Maps depicts a range of contemporary folding maps and therefore implicates a specific moment in time. The map serves as a supposed carrier of information of geopolitical and economic relevance. It is an abstraction of the world which provides an insight into the geography and manmade structures, but its assertions are questionable.

These borders and the markings of countries often seem imaginary, the invisibility of the whole merges with the observability of a plain. A map also fulfills our desire for orientation and order. It sets out and helps locate places, while at the same time, there is a constant threat that this order disintegrates into some chaos. It is interesting to note that from a historical perspective, photography and cartography have shared a parallel development. Both their ability to create seemingly objective images and the ability to transform space are strikingly similar – all the way to their digitalization. These two qualities to create images and to separate a detail from a much bigger continuum lead to a reduction of the outer complexity of the world and also create an inner order.

FABIAN ALBERTINI
(Montecchio Emilia, Italy, 1965)

// CONTROLLED LIVES 

The project investigates the social transformation, the irreversible mutation that artificial intelligence with facial biometry is bringing into our lives, a true phenomenon of social revolution, transformation of our privacy and our habits.
Unlike other cataloging technologies [such as fingerprints], facial recognition allows to identify a person through biometric analysis and digital processing of the face, and can be used to identify more people at a time, at a distance without the awareness of the individual and, thanks to infrared, is able to work even in the dark. As a result, if used without limits, facial recognition allows the unprecedented and unaware surveillance of people who live quietly their daily lives and private lives. 

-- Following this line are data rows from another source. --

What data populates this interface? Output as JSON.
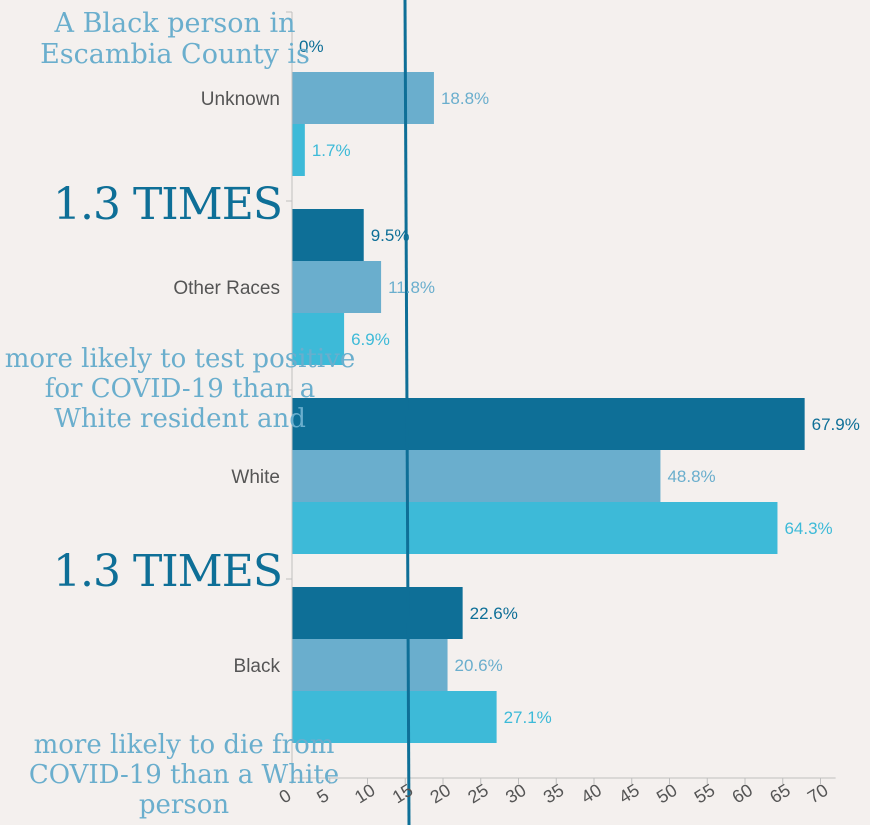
{
  "annotations": {
    "intro": [
      "A Black person in",
      "Escambia County is"
    ],
    "times_1": "1.3 TIMES",
    "mid": [
      "more likely to test positive",
      "for COVID-19 than a",
      "White resident and"
    ],
    "times_2": "1.3 TIMES",
    "outro": [
      "more likely to die from",
      "COVID-19 than a White",
      "person"
    ]
  },
  "colors": {
    "background": "#f4f0ee",
    "series_dark": "#0e6f97",
    "series_mid": "#6aaecd",
    "series_light": "#3dbad8",
    "axis": "#bfbfbf",
    "category_label": "#555555",
    "marker_line": "#0e6f97"
  },
  "chart_data": {
    "type": "bar",
    "orientation": "horizontal",
    "categories": [
      "Unknown",
      "Other Races",
      "White",
      "Black"
    ],
    "series": [
      {
        "values": [
          0,
          9.5,
          67.9,
          22.6
        ]
      },
      {
        "values": [
          18.8,
          11.8,
          48.8,
          20.6
        ]
      },
      {
        "values": [
          1.7,
          6.9,
          64.3,
          27.1
        ]
      }
    ],
    "value_labels": [
      [
        "0%",
        "9.5%",
        "67.9%",
        "22.6%"
      ],
      [
        "18.8%",
        "11.8%",
        "48.8%",
        "20.6%"
      ],
      [
        "1.7%",
        "6.9%",
        "64.3%",
        "27.1%"
      ]
    ],
    "x_ticks": [
      0,
      5,
      10,
      15,
      20,
      25,
      30,
      35,
      40,
      45,
      50,
      55,
      60,
      65,
      70
    ],
    "xlim": [
      0,
      72
    ],
    "title": "",
    "xlabel": "",
    "ylabel": "",
    "grid": false,
    "legend": "none"
  }
}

In addition to the loss of privacy, the rules of modern technology require that we are constantly visible: social networks, initially developed as communication platforms, come to define the standards of daily activity and lifestyle, with the promise to serve as tools for self-promotion. If that was not enough, facial recognition software has the ability to categorize people based on a variety of characteristics and behaviors, including race and gender and also our mood, [an analysis is also done of facial reaction]. 

In September 2017, two researchers at Stanford University published a research: using more than 30 000 images taken from a dating site, scientists have trained a facial recognition system to identify a person’s sexual orientation from the characteristics of his or her face. 

The Chinese state is setting up a vast ranking system that will monitor the behaviour of its enormous population, and rank them all based on their “social credit.” The program is due to be fully operational by 2020, but is being piloted for millions of people already. 

Dubai International Airport at the end of 2018, instead of waiting in line for security kiosks or e-gates, passengers will be able to walk through a virtual aquarium tunnel in which 80 in-built cameras will scan their faces. The role of the fish? To capture the passengers’ attention – and thus their biometrics. 

This work is intended to make the viewer reflect on the change taking place and the social impact it has on our lives. We have a way of changing our behavior to protect our privacy from daily surveillance? Perhaps all that remains is to mask, transform or hide our identity, as in ancient times, when it was used as a form of protection. 

The past that comes back, through new technologies, this data base system will be so different from the tools used by Cesare Lombroso? Facial biometrics = Physiognomy.